Under the terms of the bill, coalitions of media outlets banding together to collectively bargain cannot exclude outlets from the cartel on grounds “[related] to the size of an eligible digital journalism provider or the views expressed by its content.” In other words, the cartels cannot exclude members from the negotiating table because they are considered too small or because their expressed beliefs go outside of the political mainstream.

But critics say that the grounds which are permissible to exclude an outlet—including an outlet’s “trustworthiness,” “extremism,” “misinformation,” “hate speech,” “conspiracy,” “expertise,” “authoritativeness,” and others—could allow media cartels to bar newer or anti-establishment outlets from negotiations, given the relatively subjective nature of such criteria.

Republican Criticism

Among the critics of the bill is House Minority Leader Kevin McCarthy (R-Calif.), who has encouraged Republicans to oppose the legislation and has called the bill “the antithesis of conservatism.”

“Attempts by big media and Democrats in Congress to collude and monopolize economic models poses a tremendous threat to free speech and a free press,” McCarthy told Breitbart News.

“Never before has the opportunity been as open for startup news outlets as it is today,” he continued. “Americans now have more choices to get information and make decisions for their communities and elected leaders. That makes Democracy stronger and creates a whole new class of entrepreneurs that will also drive job growth. As we have seen in other industries, disrupters make legacy players uneasy and those legacy players are often willing to do whatever it takes to hold onto their market share and power.

“This is the antithesis of conservatism and House conservatives will fight for an open and free market—especially one that advances free speech and a free press,” he concluded.
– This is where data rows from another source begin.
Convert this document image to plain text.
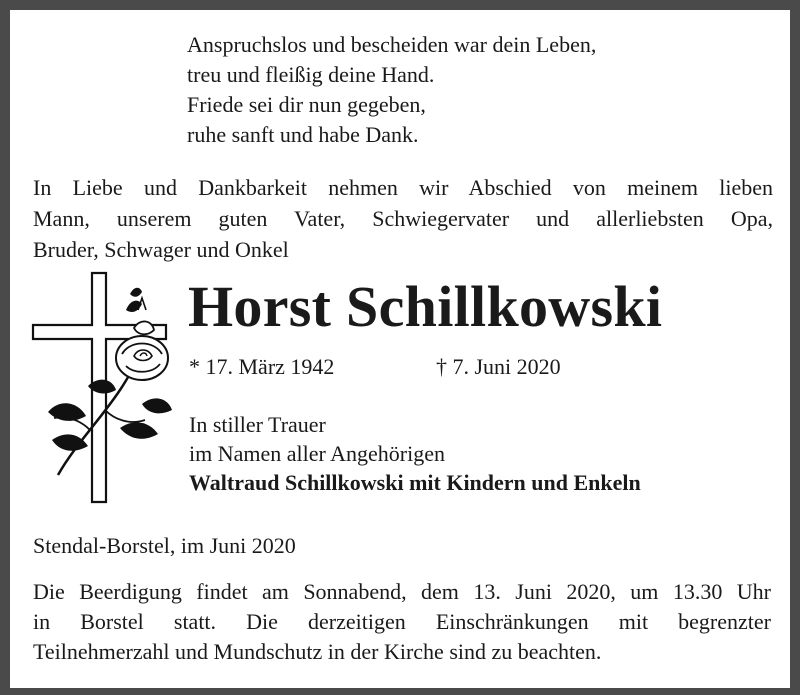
Anspruchslos und bescheiden war dein Leben,
treu und fleißig deine Hand.
Friede sei dir nun gegeben,
ruhe sanft und habe Dank.
In Liebe und Dankbarkeit nehmen wir Abschied von meinem lieben
Mann, unserem guten Vater, Schwiegervater und allerliebsten Opa,
Bruder, Schwager und Onkel
Horst Schillkowski
* 17. März 1942	† 7. Juni 2020
In stiller Trauer
im Namen aller Angehörigen
Waltraud Schillkowski mit Kindern und Enkeln
Stendal-Borstel, im Juni 2020
Die Beerdigung findet am Sonnabend, dem 13. Juni 2020, um 13.30 Uhr
in Borstel statt. Die derzeitigen Einschränkungen mit begrenzter
Teilnehmerzahl und Mundschutz in der Kirche sind zu beachten.
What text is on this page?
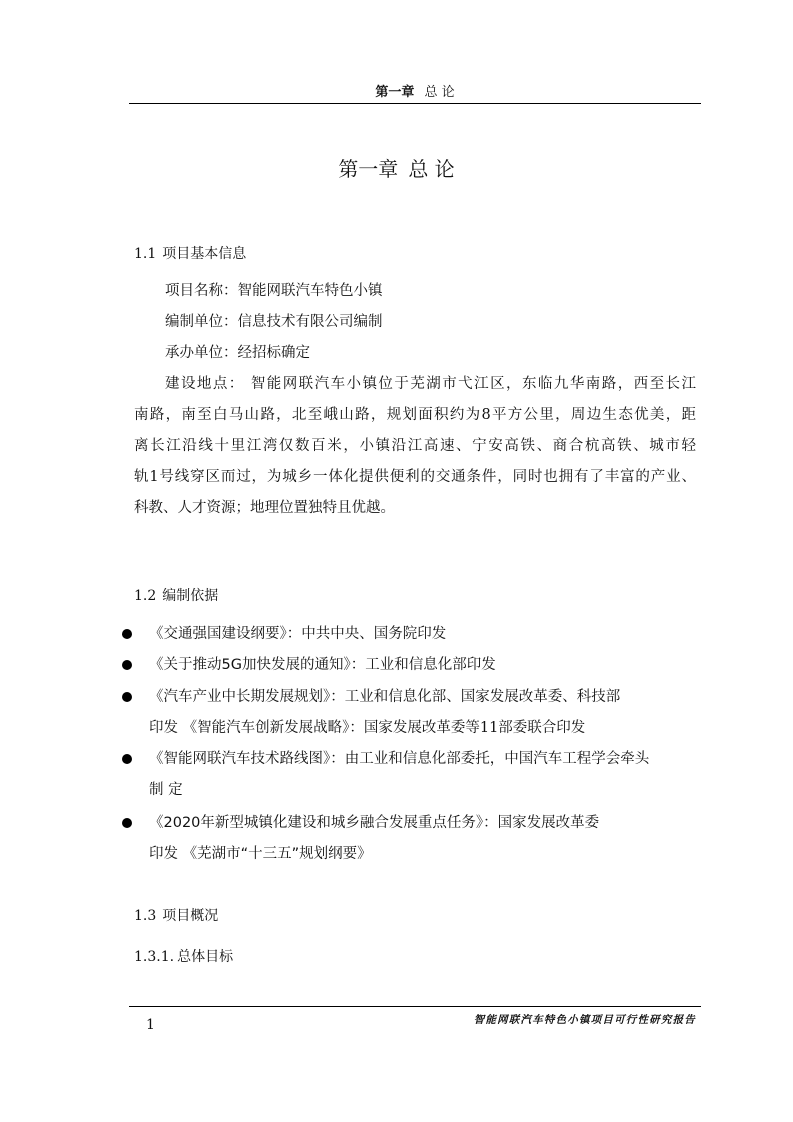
第一章 总 论
第一章 总 论
1.1 项目基本信息
项目名称：智能网联汽车特色小镇
编制单位：信息技术有限公司编制
承办单位：经招标确定
建设地点： 智能网联汽车小镇位于芜湖市弋江区，东临九华南路，西至长江
南路，南至白马山路，北至峨山路，规划面积约为8平方公里，周边生态优美，距
离长江沿线十里江湾仅数百米，小镇沿江高速、宁安高铁、商合杭高铁、城市轻
轨1号线穿区而过，为城乡一体化提供便利的交通条件，同时也拥有了丰富的产业、
科教、人才资源；地理位置独特且优越。
1.2 编制依据
《交通强国建设纲要》：中共中央、国务院印发
《关于推动5G加快发展的通知》：工业和信息化部印发
《汽车产业中长期发展规划》：工业和信息化部、国家发展改革委、科技部
印发 《智能汽车创新发展战略》：国家发展改革委等11部委联合印发
《智能网联汽车技术路线图》：由工业和信息化部委托，中国汽车工程学会牵头
制 定
《2020年新型城镇化建设和城乡融合发展重点任务》：国家发展改革委
印发 《芜湖市“十三五”规划纲要》
1.3 项目概况
1.3.1. 总体目标
1	智能网联汽车特色小镇项目可行性研究报告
The bill, which was first put forward by Democrats in both chambers in the spring of 2021, is set for markup in the Senate Judiciary Subcommittee on Competition Policy, Antitrust, and Consumer Rights on Sept. 7.

Sen. Amy Klobuchar (D-Minn.), who chairs the subcommittee, has expressed her support for the legislation in the past, and it seems likely that Democrats will support the bill, advancing it to a possible floor vote in the Senate. It is unclear whether the bill, if advanced, will be able to garner enough GOP support to overcome the 60-vote filibuster threshold.